Quem produz políticas públicas no Brasil? A pergunta retórica é do sociólogo Luiz Augusto Campos, que responde: "Homens brancos". E quais são as pessoas mais atingidas pelas ações estatais na área da educação, da saúde, da segurança? "É basicamente a população negra."

A situação, diz ele, remete ao regime de segregação racial adotado na África do Sul de 1948 a 1994. "[Existe] uma espécie de apartheid institucional no Brasil", afirma Campos. "São homens brancos gerindo políticas para mulheres e homens negros."

Para romper com esse ciclo, ele defende a adoção de cotas eleitorais no Brasil, de modo a garantir maior presença de pessoas negras e de mulheres entre deputados.

Professor de sociologia e ciência política Luiz Augusto Campos
O professor de sociologia e ciência política Luiz Augusto Campos - Ricardo Borges - 12.ago.2020/Folhapress

Coordenador do Grupo de Estudos Multidisciplinares da Ação Afirmativa (Gemaa) da Uerj (Universidade do Estado do Rio de Janeiro), ele argumenta que não se trata de deixar o Parlamento igual à população brasileira, mas de garantir que mais ideias estejam representadas.

​O estudo "Desigualdade Racial nas Eleições Brasileiras", conduzido pelos economistas Sergio Firpo, Michael França, Alysson Portella e Rafael Tavares, pesquisadores do Núcleo de Estudos Raciais do Insper, mostrou que o percentual de negros e de mulheres entre deputados é muito menor do que seu peso na população em todos os estados.
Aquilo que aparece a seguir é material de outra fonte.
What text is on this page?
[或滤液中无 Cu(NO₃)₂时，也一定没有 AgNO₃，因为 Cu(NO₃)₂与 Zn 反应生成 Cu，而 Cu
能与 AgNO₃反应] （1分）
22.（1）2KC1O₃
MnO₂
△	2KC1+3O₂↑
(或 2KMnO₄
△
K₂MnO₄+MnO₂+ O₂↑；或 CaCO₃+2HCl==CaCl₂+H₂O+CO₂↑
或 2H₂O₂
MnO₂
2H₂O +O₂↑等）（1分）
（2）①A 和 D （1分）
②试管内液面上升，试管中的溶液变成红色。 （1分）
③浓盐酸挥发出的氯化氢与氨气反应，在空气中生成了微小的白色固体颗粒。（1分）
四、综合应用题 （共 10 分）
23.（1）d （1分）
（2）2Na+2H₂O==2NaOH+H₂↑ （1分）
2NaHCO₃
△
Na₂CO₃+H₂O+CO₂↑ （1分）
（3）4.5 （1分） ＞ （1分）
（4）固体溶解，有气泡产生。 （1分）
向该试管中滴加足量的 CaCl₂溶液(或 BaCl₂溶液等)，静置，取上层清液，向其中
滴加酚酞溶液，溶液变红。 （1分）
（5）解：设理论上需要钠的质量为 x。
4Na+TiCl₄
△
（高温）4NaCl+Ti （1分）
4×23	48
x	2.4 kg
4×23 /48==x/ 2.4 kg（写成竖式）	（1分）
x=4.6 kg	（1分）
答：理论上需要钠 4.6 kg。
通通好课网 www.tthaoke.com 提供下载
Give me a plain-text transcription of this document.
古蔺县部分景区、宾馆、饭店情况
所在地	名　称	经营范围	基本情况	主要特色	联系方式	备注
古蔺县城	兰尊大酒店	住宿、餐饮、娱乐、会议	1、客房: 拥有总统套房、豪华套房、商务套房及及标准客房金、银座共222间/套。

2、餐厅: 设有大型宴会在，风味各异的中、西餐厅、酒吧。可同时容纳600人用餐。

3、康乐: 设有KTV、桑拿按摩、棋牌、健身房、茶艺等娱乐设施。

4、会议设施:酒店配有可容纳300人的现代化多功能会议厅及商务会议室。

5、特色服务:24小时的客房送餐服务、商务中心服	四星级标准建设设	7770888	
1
Para Campos, embora o contexto atual dificulte o avanço de discussões sobre esse tema, o debate não pode ser paralisado. "A gente está em um momento em que ser conservador nas conquistas que a gente já tem é ser progressista."

Estudos mostram que a população negra está mais sub-representada entre políticos eleitos no Brasil do que entre candidatos. Existem evidências de que o preconceito racial interfere no voto? As pesquisas sobre isso são poucas e vão em direções opostas. As mais sistemáticas não identificam viés racial no voto do eleitor brasileiro, mas é preciso ponderar algumas coisas.

Existe nesses estudos uma pressuposição de que, se há poucos negros na política, é porque o brasileiro não vota em negro. Só que essa pressuposição é falha, porque ignora que, no sistema político brasileiro, o candidato não depende só do voto. Depende de uma série de outras coisas.

Uma delas é acesso a partidos políticos importantes. Se você se candidata por um partido político muito pequeno que não consegue fazer o coeficiente eleitoral, você não vai conseguir ocupar cadeiras.

Outro elemento é acesso a recursos de campanha, sobretudo dinheiro. O que as minhas pesquisas com o professor Carlos Machado mostram é que o acesso a esses recursos tem um viés racial muito forte. Mesmo quando a gente controla classe, quando a gente conta gênero, a gente vê que candidatos negros têm mais dificuldade de captar recursos.

Os filtros aos negros na política não estão conectados necessariamente ao voto do eleitor. Eles são anteriores.

Como o financiamento de campanha desequilibra o acesso a cargos políticos? Existe uma quantidade substantiva de candidatos negros. O filtro não está aí. O filtro principal está no acesso a recursos de campanha. Isso não é exclusivo do Brasil, infelizmente. Isso se aplica a quase todas as grandes democracias desiguais, como os EUA.

O acesso ao dinheiro quase sempre leva ao acesso a voto. No Brasil, há uma correlação quase que perfeita. Quem tem mais dinheiro tem muito mais chance de se eleger, quem tem pouco dinheiro tem muito menos chance de se eleger. Se há desigualdade racial no acesso aos recursos e se o acesso a recursos aumenta as chances eleitorais, então a gente tem aí uma máquina de reproduzir e de aprofundar desigualdades raciais na política.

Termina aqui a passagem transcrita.